An estimated 0.5–1% of the world population is epileptic, some with completely unknown etiology and no effective treatment. Epilepsies have long been viewed as diseases of the central nervous system (CNS), but in recent years, evidence has mounted that some may actually be autoimmune-mediated. If so, the way we regard and treat these epilepsies may require a revolutionary change. A session—which was sponsored by The Avraham and Sonia Rochlin Foundation—dealing, for the first time, with the “autoimmune epilepsy” concept took place in February 2002 at the International Congress of Autoimmunity in Geneva, Switzerland. Some salient findings reported at this session are relayed here.

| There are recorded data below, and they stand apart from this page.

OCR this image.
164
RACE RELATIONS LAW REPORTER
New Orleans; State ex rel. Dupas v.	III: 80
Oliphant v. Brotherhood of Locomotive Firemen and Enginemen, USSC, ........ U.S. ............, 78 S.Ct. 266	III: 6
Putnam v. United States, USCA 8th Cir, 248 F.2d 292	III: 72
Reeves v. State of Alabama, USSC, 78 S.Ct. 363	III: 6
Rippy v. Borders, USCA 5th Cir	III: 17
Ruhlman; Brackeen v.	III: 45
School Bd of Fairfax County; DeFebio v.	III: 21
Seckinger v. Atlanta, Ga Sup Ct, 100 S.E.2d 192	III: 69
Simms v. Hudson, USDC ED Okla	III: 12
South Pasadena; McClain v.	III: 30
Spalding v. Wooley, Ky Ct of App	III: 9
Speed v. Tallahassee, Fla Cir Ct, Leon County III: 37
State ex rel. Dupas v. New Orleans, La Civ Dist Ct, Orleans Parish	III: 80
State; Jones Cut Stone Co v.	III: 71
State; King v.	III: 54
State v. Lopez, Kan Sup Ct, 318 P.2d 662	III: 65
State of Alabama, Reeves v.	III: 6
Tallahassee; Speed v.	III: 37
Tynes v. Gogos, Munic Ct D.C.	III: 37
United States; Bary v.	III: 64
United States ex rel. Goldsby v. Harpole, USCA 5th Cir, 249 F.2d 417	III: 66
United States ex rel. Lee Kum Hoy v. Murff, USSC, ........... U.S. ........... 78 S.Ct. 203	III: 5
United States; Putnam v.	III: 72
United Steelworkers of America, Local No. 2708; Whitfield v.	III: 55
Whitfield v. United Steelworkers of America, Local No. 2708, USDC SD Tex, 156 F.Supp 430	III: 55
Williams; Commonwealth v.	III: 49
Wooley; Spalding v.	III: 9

The first clue to the autoimmune nature of some epilepsies came from the presence of antibodies to a major excitatory neurotransmitter in the CNS. Antibodies to this particular glutamate receptor, one of the AMPA (α-3-hydroxy-5-methyl-4-isoxazolepropionic acid) subtypes (GluR3), have now been found in three severe human epilepsies: Rasmussen's encephalitis (RE), noninflammatory focal epilepsy and “catastrophic” epilepsy (C. Antozzi & R. Montezzega, Italy). Specific cleavage of GluR3 by granzyme B, a serine protease released by activated immune cells, generates the GluR3B autoantigenic peptide, but only when an internal NH 2-linked glycosylation sequence within the GluR3 recognition-sequence is not glycosylated (S. Rogers' group, USA). Interestingly, CD3+ CD8+ cytotoxic T cells that contain granzyme B can be found in close association with neurons in the brains of RE patients and could contribute to neuronal death (H. Lassman's group, Austria).